Pemex Keeps More of Its Crude in Mexico as Refineries Ramp UpBy
Output increases as maintenance ends, pump prices rise
Mexico’s crude processing nears 1 million barrels a day
Pemex is producing more gasoline and diesel at its six refineries across Mexico, reducing fuel imports and leaving less oil available for export.
In the first three months of the year, Mexico’s refineries processed 21 percent more crude than a year earlier, according to a company presentation. The increase has largely come from crude that was previously being sent to Asia and the U.S. According to government data, exports of Isthmus medium crude fell 57 percent over the period, while total crude exports were down 3.6 percent.
“Isthmus exports have fallen and that trend should continue if Pemex’s rise in utilization rates is maintained,” said Ixchel Castro, senior analyst at energy consultant Wood Mackenzie in Mexico City. “We can still expect shipments to Asia and the U.S. but at volumes much lower than what we saw the second half of last year.”
After Pemex’s fuel output sank in 2016 to the lowest level in 26 years, the company pledged to invest more in its refineries this year. Crude processing has rebounded following the completion of maintenance at the end of 2016 and the recovery of prices for refined products, Pemex said in a presentation on its website.
The state-owned oil company has benefited from the government’s change in policy to bring fuel prices in line with international rates. The new policy, which became known as the “gasolinazo,” or fuel price slam, pushed up pump prices by as much as 20 percent at the start of the year and led to riots and blockades at some fuel terminals.

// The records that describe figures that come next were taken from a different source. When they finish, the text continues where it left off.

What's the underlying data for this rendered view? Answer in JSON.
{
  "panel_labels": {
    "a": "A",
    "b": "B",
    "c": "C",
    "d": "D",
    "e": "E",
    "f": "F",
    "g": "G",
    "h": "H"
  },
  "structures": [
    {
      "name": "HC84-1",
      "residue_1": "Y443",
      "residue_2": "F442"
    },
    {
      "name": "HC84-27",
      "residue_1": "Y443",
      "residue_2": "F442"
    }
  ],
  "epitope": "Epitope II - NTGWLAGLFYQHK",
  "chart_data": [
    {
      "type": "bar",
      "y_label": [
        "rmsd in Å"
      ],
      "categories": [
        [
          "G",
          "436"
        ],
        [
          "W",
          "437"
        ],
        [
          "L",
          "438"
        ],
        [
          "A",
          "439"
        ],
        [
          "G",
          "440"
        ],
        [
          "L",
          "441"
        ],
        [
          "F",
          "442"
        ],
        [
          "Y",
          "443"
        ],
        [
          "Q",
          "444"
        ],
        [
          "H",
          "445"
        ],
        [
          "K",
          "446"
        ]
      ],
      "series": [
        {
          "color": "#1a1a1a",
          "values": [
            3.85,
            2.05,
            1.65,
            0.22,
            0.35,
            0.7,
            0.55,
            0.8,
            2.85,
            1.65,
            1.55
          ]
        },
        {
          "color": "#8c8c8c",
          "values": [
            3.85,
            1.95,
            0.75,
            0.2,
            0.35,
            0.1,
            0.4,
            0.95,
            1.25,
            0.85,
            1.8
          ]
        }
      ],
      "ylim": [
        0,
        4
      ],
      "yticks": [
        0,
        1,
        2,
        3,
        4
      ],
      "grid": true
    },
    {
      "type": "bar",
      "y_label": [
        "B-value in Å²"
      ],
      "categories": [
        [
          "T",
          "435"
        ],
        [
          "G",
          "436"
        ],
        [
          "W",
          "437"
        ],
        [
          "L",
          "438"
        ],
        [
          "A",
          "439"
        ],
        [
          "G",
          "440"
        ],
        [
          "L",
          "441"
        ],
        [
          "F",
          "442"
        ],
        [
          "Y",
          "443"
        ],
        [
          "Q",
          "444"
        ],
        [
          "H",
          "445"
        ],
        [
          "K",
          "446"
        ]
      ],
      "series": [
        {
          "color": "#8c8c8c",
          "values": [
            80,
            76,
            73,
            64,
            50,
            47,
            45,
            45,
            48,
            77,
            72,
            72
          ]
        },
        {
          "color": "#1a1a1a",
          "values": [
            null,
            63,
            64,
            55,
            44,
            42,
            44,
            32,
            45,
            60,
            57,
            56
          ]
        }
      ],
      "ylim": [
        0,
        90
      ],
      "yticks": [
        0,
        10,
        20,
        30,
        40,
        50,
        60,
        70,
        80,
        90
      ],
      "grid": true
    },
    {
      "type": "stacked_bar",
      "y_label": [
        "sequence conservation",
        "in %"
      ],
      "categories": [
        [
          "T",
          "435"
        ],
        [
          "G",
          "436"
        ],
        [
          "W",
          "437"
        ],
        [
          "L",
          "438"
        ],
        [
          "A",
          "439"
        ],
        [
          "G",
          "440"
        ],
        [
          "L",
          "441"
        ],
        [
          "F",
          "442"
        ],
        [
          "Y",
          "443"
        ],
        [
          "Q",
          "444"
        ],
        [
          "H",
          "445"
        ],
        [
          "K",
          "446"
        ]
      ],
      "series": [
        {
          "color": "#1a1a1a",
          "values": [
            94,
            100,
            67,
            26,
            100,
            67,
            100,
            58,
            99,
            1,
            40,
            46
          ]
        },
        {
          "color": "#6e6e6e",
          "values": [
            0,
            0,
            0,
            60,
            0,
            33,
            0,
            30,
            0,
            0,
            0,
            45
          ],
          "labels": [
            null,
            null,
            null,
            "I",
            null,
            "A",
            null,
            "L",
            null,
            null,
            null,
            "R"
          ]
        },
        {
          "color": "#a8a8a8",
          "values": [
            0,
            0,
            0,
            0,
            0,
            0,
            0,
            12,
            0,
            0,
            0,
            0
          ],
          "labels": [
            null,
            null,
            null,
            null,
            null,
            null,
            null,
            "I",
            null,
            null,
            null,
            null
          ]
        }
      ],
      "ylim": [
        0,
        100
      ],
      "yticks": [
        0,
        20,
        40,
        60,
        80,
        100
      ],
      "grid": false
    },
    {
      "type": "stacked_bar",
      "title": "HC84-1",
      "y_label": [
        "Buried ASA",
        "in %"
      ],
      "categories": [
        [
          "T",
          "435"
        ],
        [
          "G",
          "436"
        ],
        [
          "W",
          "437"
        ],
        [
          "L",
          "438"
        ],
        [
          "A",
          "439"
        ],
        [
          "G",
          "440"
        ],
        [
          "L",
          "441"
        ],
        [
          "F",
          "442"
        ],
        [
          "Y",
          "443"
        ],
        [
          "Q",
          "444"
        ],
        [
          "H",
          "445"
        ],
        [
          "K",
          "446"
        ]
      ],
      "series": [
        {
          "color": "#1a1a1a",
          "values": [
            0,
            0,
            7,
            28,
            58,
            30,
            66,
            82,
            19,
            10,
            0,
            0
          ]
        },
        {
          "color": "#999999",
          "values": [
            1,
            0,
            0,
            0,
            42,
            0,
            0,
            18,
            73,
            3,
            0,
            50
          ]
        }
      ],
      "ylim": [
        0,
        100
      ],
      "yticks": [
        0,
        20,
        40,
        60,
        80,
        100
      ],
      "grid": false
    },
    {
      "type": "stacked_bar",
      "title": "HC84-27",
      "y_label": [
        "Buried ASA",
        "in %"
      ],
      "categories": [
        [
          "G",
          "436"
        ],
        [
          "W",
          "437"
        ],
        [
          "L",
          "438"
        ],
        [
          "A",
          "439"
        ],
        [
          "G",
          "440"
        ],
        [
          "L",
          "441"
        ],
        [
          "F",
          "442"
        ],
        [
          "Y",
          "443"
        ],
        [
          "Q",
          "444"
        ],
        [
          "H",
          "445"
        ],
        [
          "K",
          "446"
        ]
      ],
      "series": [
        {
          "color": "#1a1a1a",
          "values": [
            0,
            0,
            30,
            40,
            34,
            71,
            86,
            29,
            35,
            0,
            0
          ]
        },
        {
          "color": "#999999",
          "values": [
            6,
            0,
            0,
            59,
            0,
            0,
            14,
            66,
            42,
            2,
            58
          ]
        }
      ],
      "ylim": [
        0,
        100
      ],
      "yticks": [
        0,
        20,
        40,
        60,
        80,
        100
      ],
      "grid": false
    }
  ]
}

The country’s refineries processed almost 950,000 barrels a day in the first quarter of 2017, and Pemex has pledged to raise output to about 1.1 million barrels a day by April. Gasoline imports, which fell 11 percent from the previous quarter, were up 23 percent from a year ago. U.S. refiners such as Valero Energy Corp. and Phillips 66 are looking to export more fuel to Mexico and the rest of Latin America as domestic consumption levels off.
Pemex aims to further increase gasoline and diesel production by seeking partners for its refinery projects, including a coker at the Tula refinery in Hidalgo state. “We expect to have a partner toward the end of the year, hopefully in the next three to four months,” said Carlos Murrieta, Pemex refining head, on a Wednesday call with investors.